Kathryn Bigelow. I know what you’re thinking: “I know that name.” And you probably do. You might know her as the first woman to ever win the Academy Award for Best Director for her film The Hurt Locker, or you might know her as the person to thank for giving us the Keanu Reeves/Patrick Swayze epic Point Break.
Either way, what you may not know about Kathryn Bigelow is that she directed an often overlooked vampire film in the late 1980s, and it’s that film that will be the focus of tonight’s review: Near Dark
Year Released: 1987
Written By: Eric Red, Kathryn Bigelow
Directed By: Kathryn Bigelow
Starring: Adrian Pasdar, Lance Henriksen, Jenny Wright, Bill Paxton, Tim Thomerson
Caleb Colton is a young man living in a small town in Texas. Wanting to let off some steam and with few options to do so made available to him, he goes to a local bar. While there, he meets the beautiful young Mae and they share a connection. A connection that soon turns hot, resulting in Mae biting Colton on the neck. Upset by what she has done, she runs off, as Colton gives chase.
As Colton searches for Mae, he begins to notice a change happening. He feels weaker, as the sun rises his skin begins to bubble and smoke. He is reunited with Mae, though she’s brought her “family” along, and they tell him that he’s been initiated into a very rare group of people. As the next few days and nights unfold, Colton’s family searches for their missing boy, while Mae and her clan try to convert Colton to their very special way of life, and Colton fights to hold on to his humanity.
Near Dark is a grossly underrated film. It doesn’t stack up next to some of Bigelow’s later works, like The Hurt Locker (for which she won the Academy Award for Best Director, not to mention the film won a number of other Academy Awards, including Best Picture), but I feel it’s a nice entry into the category of 1980s vampire movies.
The funny thing about this movie, and you don’t really notice it on your first viewing (at least I didn’t), is that no one in the movie ever really calls the characters vampires. Nor do we ever actually see fangs, for that matter. We see the characters drinking blood, however, and there are more than one reference to the characters not aging. But I’ve always thought it interesting to very clearly portray the cast as vampires but to never actually mention it at all. It brings a tone to it that the filmmakers don’t care to keep shoving what these monsters are down your throat. You see them drinking blood and talking about the downside of eternal life, along with their skin burning to a crisp in sunlight and you get a general idea of what they are.

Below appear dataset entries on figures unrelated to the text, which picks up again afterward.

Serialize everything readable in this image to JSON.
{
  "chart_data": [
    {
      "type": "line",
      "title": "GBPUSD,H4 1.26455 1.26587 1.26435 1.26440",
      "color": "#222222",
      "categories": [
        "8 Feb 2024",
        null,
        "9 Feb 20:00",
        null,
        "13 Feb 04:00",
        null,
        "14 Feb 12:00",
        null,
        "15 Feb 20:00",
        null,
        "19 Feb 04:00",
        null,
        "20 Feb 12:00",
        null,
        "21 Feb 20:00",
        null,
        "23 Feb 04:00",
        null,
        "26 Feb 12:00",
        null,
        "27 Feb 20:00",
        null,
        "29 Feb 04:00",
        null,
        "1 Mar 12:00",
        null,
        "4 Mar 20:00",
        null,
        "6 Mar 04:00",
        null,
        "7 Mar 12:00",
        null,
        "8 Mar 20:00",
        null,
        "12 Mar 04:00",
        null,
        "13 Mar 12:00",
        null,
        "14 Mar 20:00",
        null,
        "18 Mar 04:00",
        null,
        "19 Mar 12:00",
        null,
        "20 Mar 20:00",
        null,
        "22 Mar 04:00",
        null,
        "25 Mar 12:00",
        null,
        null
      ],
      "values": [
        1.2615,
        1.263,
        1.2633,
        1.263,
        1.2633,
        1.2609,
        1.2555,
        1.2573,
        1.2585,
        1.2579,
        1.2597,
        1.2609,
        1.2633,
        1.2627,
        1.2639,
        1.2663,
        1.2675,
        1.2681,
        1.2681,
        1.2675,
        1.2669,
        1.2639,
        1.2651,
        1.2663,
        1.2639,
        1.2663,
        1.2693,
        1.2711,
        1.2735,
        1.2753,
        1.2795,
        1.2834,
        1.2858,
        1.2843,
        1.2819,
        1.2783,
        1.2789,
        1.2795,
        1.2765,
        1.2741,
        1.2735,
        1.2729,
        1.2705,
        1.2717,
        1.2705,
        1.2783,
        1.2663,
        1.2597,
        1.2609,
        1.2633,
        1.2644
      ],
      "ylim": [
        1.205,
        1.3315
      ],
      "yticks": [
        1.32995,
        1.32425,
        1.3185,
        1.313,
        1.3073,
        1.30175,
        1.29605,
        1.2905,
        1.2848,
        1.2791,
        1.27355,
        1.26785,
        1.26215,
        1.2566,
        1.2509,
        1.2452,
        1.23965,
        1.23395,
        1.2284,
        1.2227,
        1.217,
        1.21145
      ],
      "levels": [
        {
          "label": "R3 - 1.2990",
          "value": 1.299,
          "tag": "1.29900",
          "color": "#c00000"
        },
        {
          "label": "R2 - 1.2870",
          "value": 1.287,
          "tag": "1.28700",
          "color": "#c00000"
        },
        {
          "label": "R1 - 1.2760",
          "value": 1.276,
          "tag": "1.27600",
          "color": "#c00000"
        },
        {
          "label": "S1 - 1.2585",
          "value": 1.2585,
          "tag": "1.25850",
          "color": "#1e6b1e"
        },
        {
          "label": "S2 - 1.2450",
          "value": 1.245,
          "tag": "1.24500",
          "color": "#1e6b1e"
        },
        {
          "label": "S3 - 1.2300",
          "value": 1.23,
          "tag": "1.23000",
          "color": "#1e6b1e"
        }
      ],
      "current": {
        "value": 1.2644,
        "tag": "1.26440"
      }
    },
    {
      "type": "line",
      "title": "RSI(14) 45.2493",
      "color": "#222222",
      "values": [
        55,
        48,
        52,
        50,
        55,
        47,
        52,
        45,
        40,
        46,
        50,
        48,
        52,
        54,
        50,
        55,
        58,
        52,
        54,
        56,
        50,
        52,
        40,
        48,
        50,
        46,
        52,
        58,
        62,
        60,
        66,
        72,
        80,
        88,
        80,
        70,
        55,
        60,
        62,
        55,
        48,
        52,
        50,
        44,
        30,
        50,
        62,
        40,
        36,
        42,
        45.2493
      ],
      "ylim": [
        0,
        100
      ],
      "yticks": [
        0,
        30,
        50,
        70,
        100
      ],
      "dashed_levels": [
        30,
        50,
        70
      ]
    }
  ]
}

The film does not talk down to the viewer, and I enjoy that.
Since they don’t go into stereotypical vampire visuals, there’s not too much to say as far as practical “creature effects” are concerned, though there are some great effects used whenever any of the characters venture out into the sun. Bill Paxton’s character, Severen, finds himself in a consistent decline in health, shall we say, throughout the film and by film’s end, he is battered, bloody and burnt to a crisp. Those effects are all quite wonderful and I feel hold up very well.
The acting is pretty typical of the cast, meaning that Lance Henriksen and Bill Paxton are both wonderful and do an excellent job of conveying to the audience that they are completely crazy, whereas some of the other cast give less than stellar performances. Fortunately, the film is presented with a very beautiful, if not odd and downright haunting, tone and visually it’s all very dark and brooding, so the sort of performances put forth by even the lesser known cast members fit in very well.
Should You See It:
Near Dark was one of those horror movies that my family watched on a fairly regular basis while I was growing up. It’s a part of my upbringing, movie-wise, so as cheesy as it might seem, even to me, upon review so many years later, it still entertains me.
That said, a couple of years ago, I showed the film to my wife, who had never seen it.
“So, it’s a vampire movie?” she asked. “Yes, it’s a vampire western, kind of.” I replied.
She sat silently through the entire film and at the end said four words to me: “Well, that was bad.”
I was taken aback, as I thought she would at least find entertainment in the cheesy bits and the very obvious 80s hair and clothing seen throughout, but apparently it was not to be.
So take this tale to heart, if you’ve never seen it. I would say give it a chance, but I also said this to my wife, who went on to hate it.